# 넣다/꽂다



## Hyperpolyglot

Can 넣다/꽂다 be used interchangeably as put in/insert? Do they both mean to insert an object into something?  Thanks


----------



## Hit Girl

넣다/꽂다 are not interchangeable.
넣다 is simply "to put".
꽂다 is used when you put something skinny, such as flowers, pencils, needles, flags, etc. to something:


----------



## Hyperpolyglot

Hit Girl said:


> 넣다/꽂다 are not interchangeable.
> 넣다 is simply "to put".
> 꽂다 is used when you put something skinny, such as flowers, pencils, needles, flags, etc. to something:


Also, what about 담다,thanks


----------



## Hit Girl

Hyperpolyglot said:


> Also, what about 담다,thanks



담다 - I would say "to fill".
To recap,
넣다: to put
꽂다: to stick
담다: to fill

For all three verbs, the preposition is "에": ~에 ~을 넣다/담다/꽂다


----------



## Hyperpolyglot

Hit Girl said:


> 담다 - I would say "to fill".
> To recap,
> 넣다: to put
> 꽂다: to stick
> 담다: to fill
> 
> For all three verbs, the preposition is "에": ~에 ~을 넣다/담다/꽂다



But I heard that when you deal with food, such as putting a food on the counter, in the microwave, you have to use 담다?


----------



## Sociologist

It is a bit tricky question to answer.

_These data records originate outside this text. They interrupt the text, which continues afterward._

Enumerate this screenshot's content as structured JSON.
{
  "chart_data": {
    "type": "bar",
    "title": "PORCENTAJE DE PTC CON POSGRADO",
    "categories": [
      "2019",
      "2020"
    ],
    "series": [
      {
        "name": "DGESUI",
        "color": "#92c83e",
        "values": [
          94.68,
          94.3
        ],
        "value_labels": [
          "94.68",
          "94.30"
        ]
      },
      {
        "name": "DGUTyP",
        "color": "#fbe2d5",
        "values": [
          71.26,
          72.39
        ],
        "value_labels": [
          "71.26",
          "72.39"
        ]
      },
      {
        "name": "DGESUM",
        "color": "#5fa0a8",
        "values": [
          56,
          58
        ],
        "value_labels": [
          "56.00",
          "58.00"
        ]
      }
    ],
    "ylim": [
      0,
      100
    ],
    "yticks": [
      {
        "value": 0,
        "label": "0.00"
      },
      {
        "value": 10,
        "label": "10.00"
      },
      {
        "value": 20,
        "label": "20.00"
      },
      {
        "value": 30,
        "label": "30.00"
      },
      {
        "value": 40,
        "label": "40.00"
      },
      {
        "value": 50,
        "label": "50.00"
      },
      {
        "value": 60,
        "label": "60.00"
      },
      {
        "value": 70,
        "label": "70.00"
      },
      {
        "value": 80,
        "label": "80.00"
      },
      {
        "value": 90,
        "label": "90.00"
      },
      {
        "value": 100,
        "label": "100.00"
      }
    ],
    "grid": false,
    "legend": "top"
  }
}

Basically, my answer is that it does not depend on 
whether it is a food or not, but on what is the objects to which the food is moved 

Let me have a few examples.

1. If I am in a situation that I am placing a food on a counter, I would go for 놓다 or 올려놓다.

2. If I am in a situation that I am locating a food into a basket (or box) on a counter, I would go for 담다, 넣다 or even 담아넣다.

3. If I am in a situation that I am putting a food into a microwave, I would go for 넣다.

4. If I am in a situation that I am putting a food in a bowl, I would go for 담다.

5. If I am in a situation that I am putting the bowl into a microwave, I would go for 넣다


----------